No, this is not a treatise on gratefulness, as much as it is a promise of solidarity. (more…)

Hate and lies don’t stop in a time of a pandemic—we are after all under a government that lives off this kind of propaganda. But when it comes from regular people who deserve respect for fighting for the poor and oppressed, the farmers and the peasants and the workers, you can only be taken aback, to say the least. That they would even take the time to fashion you as enemy, throw shade in your direction, especially on social media comment threads where discrediting a person is quick and easy, here and now, well, there is a time of reckoning for that.
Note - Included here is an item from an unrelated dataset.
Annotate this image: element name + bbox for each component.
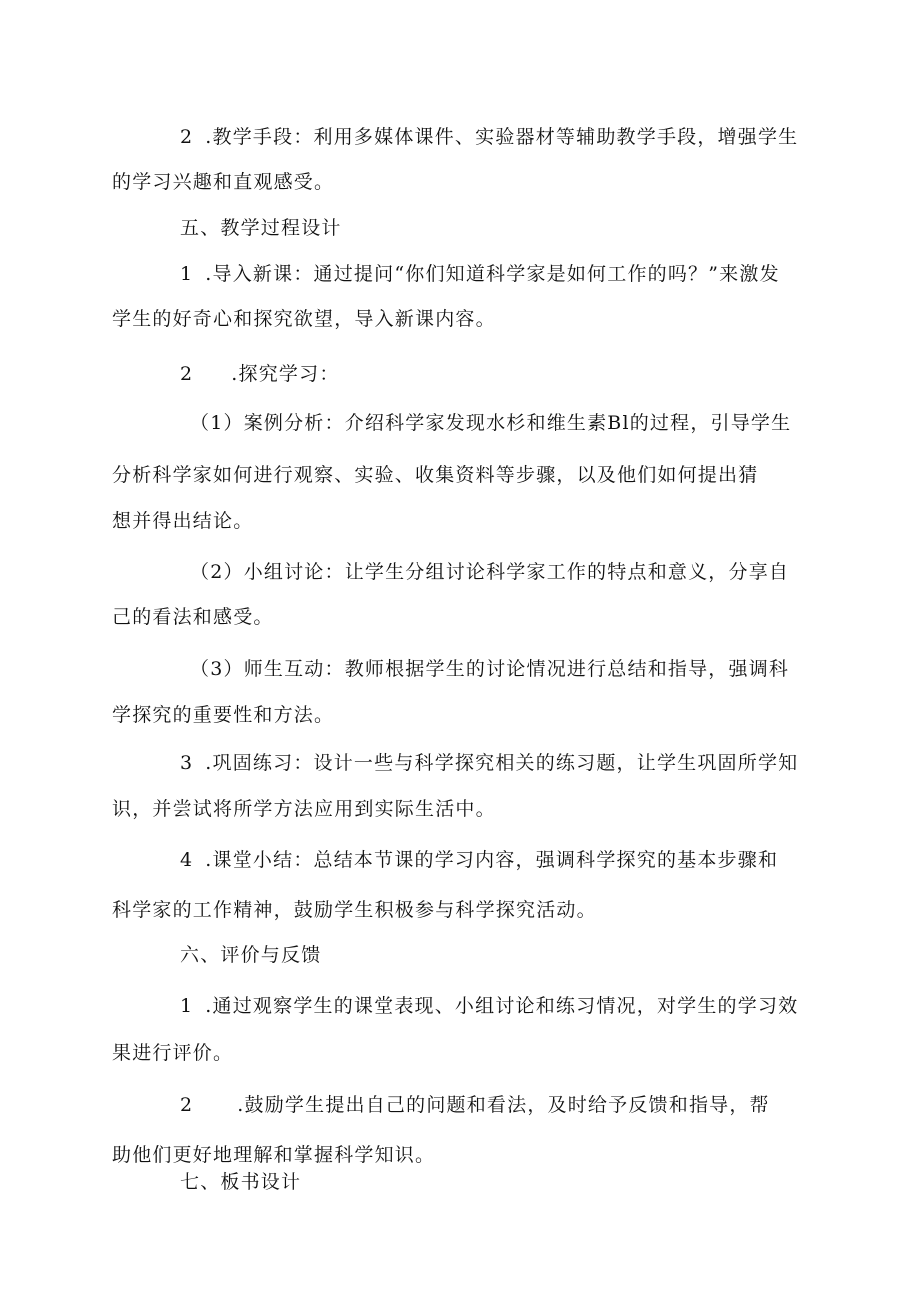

This is not that time, but it is the time for some clarification. So let me take precious energy to talk about the accusation that I “defended a rapist” last year. A controversial, sensationalist statement to make, a juicy piece of news to hear about the person who wrote a review of Ang Huling El Bimbo in 2018, and questioned its handling of the rape of the lead character Joy; the same person who likes to see herself as a feminist, who writes about being woman in this country, who builds upon the kawomenan of many others. But of course via people like artist and peasant advocate Donna Miranda, what will surface is nothing at all about what I’ve written, or the play in question. Instead it will be this statement from her: “Gusto ko man basahin ang review na yan nahihirapan ako bilang nagtanggol ng rapist yung manunulat a year after.”

What a way to take down a person: throw a one-liner, attack her, try to ruin her credibility. Who cares if it’s true?